Is placement new legally required for putting an int into a char array?

Asked 12/1, 2017 at 23:8 Answered 1/2, 2023 at 20:54

c++language-lawyer primitive-types strict-aliasing placement-new

There seems to be some agreement that you can't willy nilly point (an int*) into a char array because of the C++ aliasing rules.

From this other question -- Generic char[] based storage and avoiding strict-aliasing related UB -- it seems that it is allowed to (re-)use storage through placement new.

alignas(int) char buf[sizeof(int)];

void f() {
  // turn the memory into an int: (??) from the POV of the abstract machine!
  ::new (buf) int; // is this strictly required? (aside: it's obviously a no-op)

  // access storage:
  *((int*)buf) = 42; // for this discussion, just assume the cast itself yields the correct pointer value
}

So, is the above legal C++ and is the placement new actually needed to make it legal?

Princely answered 12/1, 2017 at 23:8 Comment(5)

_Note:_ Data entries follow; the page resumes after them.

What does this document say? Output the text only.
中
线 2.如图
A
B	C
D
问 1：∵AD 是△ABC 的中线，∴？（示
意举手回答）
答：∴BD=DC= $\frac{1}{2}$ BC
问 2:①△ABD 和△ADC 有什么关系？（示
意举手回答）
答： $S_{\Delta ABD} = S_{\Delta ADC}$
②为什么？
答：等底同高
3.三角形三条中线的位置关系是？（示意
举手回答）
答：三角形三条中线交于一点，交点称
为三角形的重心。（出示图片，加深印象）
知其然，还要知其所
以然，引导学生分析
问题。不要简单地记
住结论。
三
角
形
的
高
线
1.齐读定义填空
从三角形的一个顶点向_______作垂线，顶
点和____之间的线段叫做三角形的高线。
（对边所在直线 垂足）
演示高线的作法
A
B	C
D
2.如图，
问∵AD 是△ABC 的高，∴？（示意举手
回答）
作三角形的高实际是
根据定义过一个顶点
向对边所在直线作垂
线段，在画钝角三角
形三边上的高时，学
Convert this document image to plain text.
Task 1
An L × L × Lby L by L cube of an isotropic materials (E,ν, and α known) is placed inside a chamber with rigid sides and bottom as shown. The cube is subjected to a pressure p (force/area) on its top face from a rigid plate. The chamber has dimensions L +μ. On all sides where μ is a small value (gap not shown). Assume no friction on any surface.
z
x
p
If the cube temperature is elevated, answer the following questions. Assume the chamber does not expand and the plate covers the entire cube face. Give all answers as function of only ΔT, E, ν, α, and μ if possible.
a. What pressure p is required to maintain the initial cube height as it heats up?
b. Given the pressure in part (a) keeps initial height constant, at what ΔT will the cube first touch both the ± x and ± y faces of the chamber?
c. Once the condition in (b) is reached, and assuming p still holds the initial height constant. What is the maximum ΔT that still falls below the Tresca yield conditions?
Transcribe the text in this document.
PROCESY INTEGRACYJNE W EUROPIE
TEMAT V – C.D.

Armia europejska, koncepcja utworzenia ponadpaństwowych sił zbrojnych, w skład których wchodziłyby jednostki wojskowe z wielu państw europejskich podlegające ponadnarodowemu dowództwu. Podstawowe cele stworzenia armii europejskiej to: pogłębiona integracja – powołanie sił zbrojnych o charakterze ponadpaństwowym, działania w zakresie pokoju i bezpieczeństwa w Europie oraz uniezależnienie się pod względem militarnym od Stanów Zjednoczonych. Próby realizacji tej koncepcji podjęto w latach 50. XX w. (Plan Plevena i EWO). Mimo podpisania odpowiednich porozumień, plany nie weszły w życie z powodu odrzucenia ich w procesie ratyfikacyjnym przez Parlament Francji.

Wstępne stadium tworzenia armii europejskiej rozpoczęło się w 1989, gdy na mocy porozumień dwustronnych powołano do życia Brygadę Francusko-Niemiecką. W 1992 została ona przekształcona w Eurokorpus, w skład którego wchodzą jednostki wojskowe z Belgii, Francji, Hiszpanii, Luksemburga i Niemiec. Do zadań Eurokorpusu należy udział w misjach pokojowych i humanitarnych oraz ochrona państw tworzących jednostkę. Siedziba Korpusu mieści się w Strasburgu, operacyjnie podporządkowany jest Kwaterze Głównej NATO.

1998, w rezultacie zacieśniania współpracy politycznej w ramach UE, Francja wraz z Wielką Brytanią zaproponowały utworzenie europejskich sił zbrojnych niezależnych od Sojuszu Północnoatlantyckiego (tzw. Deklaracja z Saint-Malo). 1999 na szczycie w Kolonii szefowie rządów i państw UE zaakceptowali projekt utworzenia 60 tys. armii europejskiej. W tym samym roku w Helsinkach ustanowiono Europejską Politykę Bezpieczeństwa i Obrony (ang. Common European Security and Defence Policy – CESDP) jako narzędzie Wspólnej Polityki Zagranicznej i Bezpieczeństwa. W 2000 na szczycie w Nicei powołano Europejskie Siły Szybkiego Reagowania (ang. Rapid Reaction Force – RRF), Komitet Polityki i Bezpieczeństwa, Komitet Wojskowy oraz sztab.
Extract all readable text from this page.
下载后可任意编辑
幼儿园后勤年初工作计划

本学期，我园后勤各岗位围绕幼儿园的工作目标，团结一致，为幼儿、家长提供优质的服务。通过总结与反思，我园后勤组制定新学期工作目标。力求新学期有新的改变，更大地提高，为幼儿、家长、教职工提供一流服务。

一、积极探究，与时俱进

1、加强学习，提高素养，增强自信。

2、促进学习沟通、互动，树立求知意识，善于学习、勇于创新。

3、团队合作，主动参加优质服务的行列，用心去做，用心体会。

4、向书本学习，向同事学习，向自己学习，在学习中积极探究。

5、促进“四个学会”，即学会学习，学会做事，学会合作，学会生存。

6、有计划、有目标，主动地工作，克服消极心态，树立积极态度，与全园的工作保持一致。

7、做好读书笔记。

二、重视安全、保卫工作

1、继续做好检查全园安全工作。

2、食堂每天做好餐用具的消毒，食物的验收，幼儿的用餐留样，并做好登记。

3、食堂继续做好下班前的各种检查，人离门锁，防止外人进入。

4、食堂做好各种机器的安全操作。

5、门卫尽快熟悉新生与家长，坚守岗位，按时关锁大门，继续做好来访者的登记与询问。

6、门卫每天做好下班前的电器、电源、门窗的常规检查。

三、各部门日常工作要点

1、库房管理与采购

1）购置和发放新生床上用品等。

Related: #38862592 – Princely 12/1, 2017 at 23:9

godbolt.org/g/k2nVI9 – Princely 12/1, 2017 at 23:10

Highly relevant, potential dupe: #40874020 – Meet 12/1, 2017 at 23:14

suggest changing the wording of the title to make it clear that you mean accessing the char array via an int lvalue. You can put an int into a char array by other means, e.g. memcpy it in and out. – Waynewayolle 13/1, 2017 at 2:20

In C (not sure in C++) a pointer to char is excluded from aliasing rules (i.e. it's allowed to alias). To work this in reverse, you normally use a type-punning union with int and char members. Of course, the remaining issue is the alignment, but I assume the underlying architecture allows unaligned access and/or the pointer is properly aligned. – Cleanthes 26/1, 2017 at 10:42

Yes, the placement new is necessary, otherwise you'd violate strict aliasing (assignment is access).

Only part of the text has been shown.